The flag is flying at half mast at the Norwegian consulate on Stor torv (the central plaza of Aarhus) and the entrance to the building is barricaded with a small mountain of flowers. Six days since the massacre at Utøya and the news of a Danish casualty is the current head line. Hanne Anette Balch Fjalestad was a 43 year old medic who was on the island with her daughter Anna. Her body was identified in a local hospital and her father was notified. He is quoted at DR; "She died for Norway, and she will be buried in Norway".
I think most Scandinavians are feeling the same these days. Sadness, mixed with anger, confusion, some despair perhaps, but also a little hope for the future. Mass shootings are not uncommon and terrorism seems to have become daily fare, with equal numbers slaughtered on a regular basis in some parts of the world... yet for all that, Norway is almost like a Utopia and one doesn't expect Norwegians to act like this. Everyone I have spoken to has expressed the opinion that the murderer must be insane, because no sane person could carry out such an atrocity, but I'm conflicted on this. Plenty of sane people have carried out mass killing because they believed in what they were doing. I don't know whether insanity in the scientific definition of the word played any part in the murders on Utøya and at Oslo, but plain old fashioned madness certainly did.
I can't really say I am all that surprised that a major terrorist attack finally took place in Scandinavia (there have been so many thwarted already), or even that it was a Norwegian who attacked other Norwegians, (though I was expecting bombings in Sweden against Muslims) ...not after the political climate of the last decade or so. Now the left is predictably accusing the right of having fostered a malignant atmosphere and demanding the right take a share in the responsibility for the attacks, and predictably the right is replying in a similar vein. The truth, which is seldom referred to by ideologues, is that extremism exists every where and in every ideology and the murderer could just have easily justified his actions by reference to any of them.
The best part about living in Scandinavia are the freedoms we have. Any ideology that threatens those freedoms is suspect to my way of thinking and I include all political ideologies as potentially suspicious. I don't care for political parties because they are inherently ideological and I find the idea of political youth organisations to be offensive to my sensibilities. I don't understand why people accept the idea that the political indoctrination of children, however benign it may appear, is of any benefit to a democratic society. It seems to me that political parties foster political elites, and these inbred groups become locked into intractable ideological battles with each other that serve only to cripple democratic choices for the greater population.

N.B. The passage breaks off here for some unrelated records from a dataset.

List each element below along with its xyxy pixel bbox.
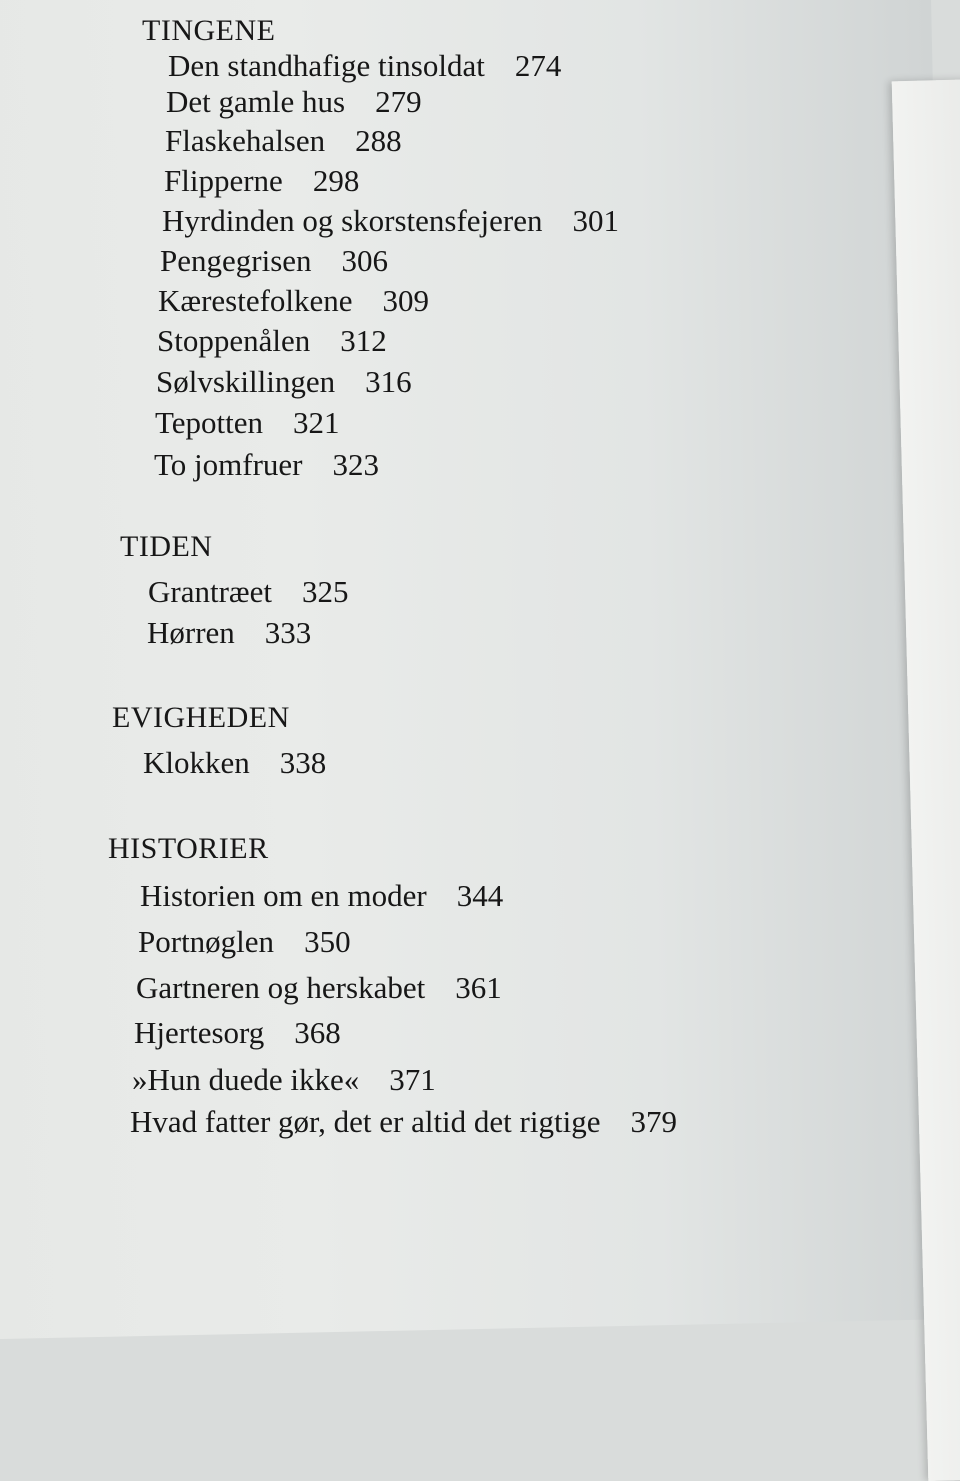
section-heading: TINGENE: [142, 14, 276, 47]
entry-title: Flipperne: [164, 163, 283, 198]
entry-page-number: 298: [312, 163, 360, 198]
toc-entry: [168, 48, 561, 84]
entry-page-number: 301: [572, 203, 620, 238]
toc-entry: [148, 574, 348, 610]
toc-entry: [147, 615, 311, 651]
toc-entry: [158, 283, 429, 319]
entry-page-number: 288: [355, 123, 402, 158]
entry-page-number: 379: [630, 1104, 677, 1139]
entry-title: Flaskehalsen: [165, 123, 326, 158]
section-heading: EVIGHEDEN: [112, 701, 290, 734]
toc-entry: [130, 1104, 677, 1140]
entry-page-number: 279: [375, 84, 422, 119]
entry-page-number: 325: [301, 574, 349, 609]
toc-section-tiden: [120, 530, 212, 564]
entry-page-number: 371: [389, 1062, 436, 1097]
toc-entry: [134, 1015, 341, 1051]
toc-entry: [154, 447, 379, 483]
entry-page-number: 333: [264, 615, 312, 650]
entry-title: Tepotten: [155, 405, 264, 440]
toc-section-tingene: [142, 14, 275, 48]
toc-entry: [136, 970, 502, 1006]
entry-page-number: 323: [332, 447, 379, 482]
toc-entry: [140, 878, 503, 914]
toc-entry: [138, 924, 351, 960]
entry-page-number: 312: [340, 323, 387, 358]
entry-title: Stoppenålen: [157, 323, 311, 358]
toc-entry: [156, 364, 412, 400]
entry-title: Sølvskillingen: [156, 364, 336, 399]
entry-page-number: 350: [304, 924, 351, 959]
entry-title: Grantræet: [148, 574, 272, 609]
entry-page-number: 344: [456, 878, 504, 913]
toc-entry: [160, 243, 388, 279]
entry-title: Pengegrisen: [160, 243, 312, 278]
entry-title: »Hun duede ikke«: [132, 1062, 360, 1097]
section-heading: TIDEN: [120, 530, 213, 563]
entry-page-number: 306: [341, 243, 389, 278]
toc-section-evigheden: [112, 701, 290, 735]
toc-entry: [155, 405, 340, 441]
entry-title: Den standhafige tinsoldat: [168, 48, 485, 83]
entry-title: To jomfruer: [154, 447, 303, 482]
entry-page-number: 338: [279, 745, 327, 780]
entry-title: Hvad fatter gør, det er altid det rigtige: [130, 1104, 601, 1139]
entry-page-number: 274: [514, 48, 562, 83]
entry-title: Det gamle hus: [166, 84, 346, 119]
toc-entry: [162, 203, 619, 239]
entry-title: Hørren: [147, 615, 235, 650]
entry-page-number: 368: [294, 1015, 341, 1050]
toc-entry: [165, 123, 402, 159]
toc-entry: [157, 323, 387, 359]
entry-title: Gartneren og herskabet: [136, 970, 426, 1005]
entry-page-number: 316: [365, 364, 412, 399]
entry-title: Klokken: [143, 745, 250, 780]
entry-title: Kærestefolkene: [158, 283, 353, 318]
toc-section-historier: [108, 832, 269, 866]
entry-title: Portnøglen: [138, 924, 275, 959]
entry-page-number: 361: [455, 970, 502, 1005]
entry-title: Hyrdinden og skorstensfejeren: [162, 203, 543, 238]
entry-title: Hjertesorg: [134, 1015, 265, 1050]
toc-entry: [166, 84, 422, 120]
entry-page-number: 321: [293, 405, 340, 440]
toc-entry: [132, 1062, 436, 1098]
entry-title: Historien om en moder: [140, 878, 427, 913]
section-heading: HISTORIER: [108, 832, 269, 865]
toc-entry: [143, 745, 326, 781]
toc-entry: [164, 163, 359, 199]
entry-page-number: 309: [382, 283, 430, 318]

My greatest fear for the future and for my children is not multiculture or immigration, by themselves these things are a part of life, but the loss of democratic freedom which I see as the only logical conclusion to the European Union. The EU is ruled by a blinkered political elite whose members were raised, and indoctrinated by ideological youth movements and the EU, with its internal corruption, its lack of democratic accountability, its aggressive attitude towards the sovereignty of its member states and its complete disregard for any poll or referenda which runs counter to its political designs, is the biggest threat to the peace and stability of Scandinavia.
No one but the murderer is responsible for the terror of Utøya, but the political classes, with their reptilian need to adhere to their obsessive ideologies bear the responsibility for the climate of fear and antagonism which has become traditional on Planet Earth.
I expect more terrorism in the near future because none of these ideological groups is going to back down first.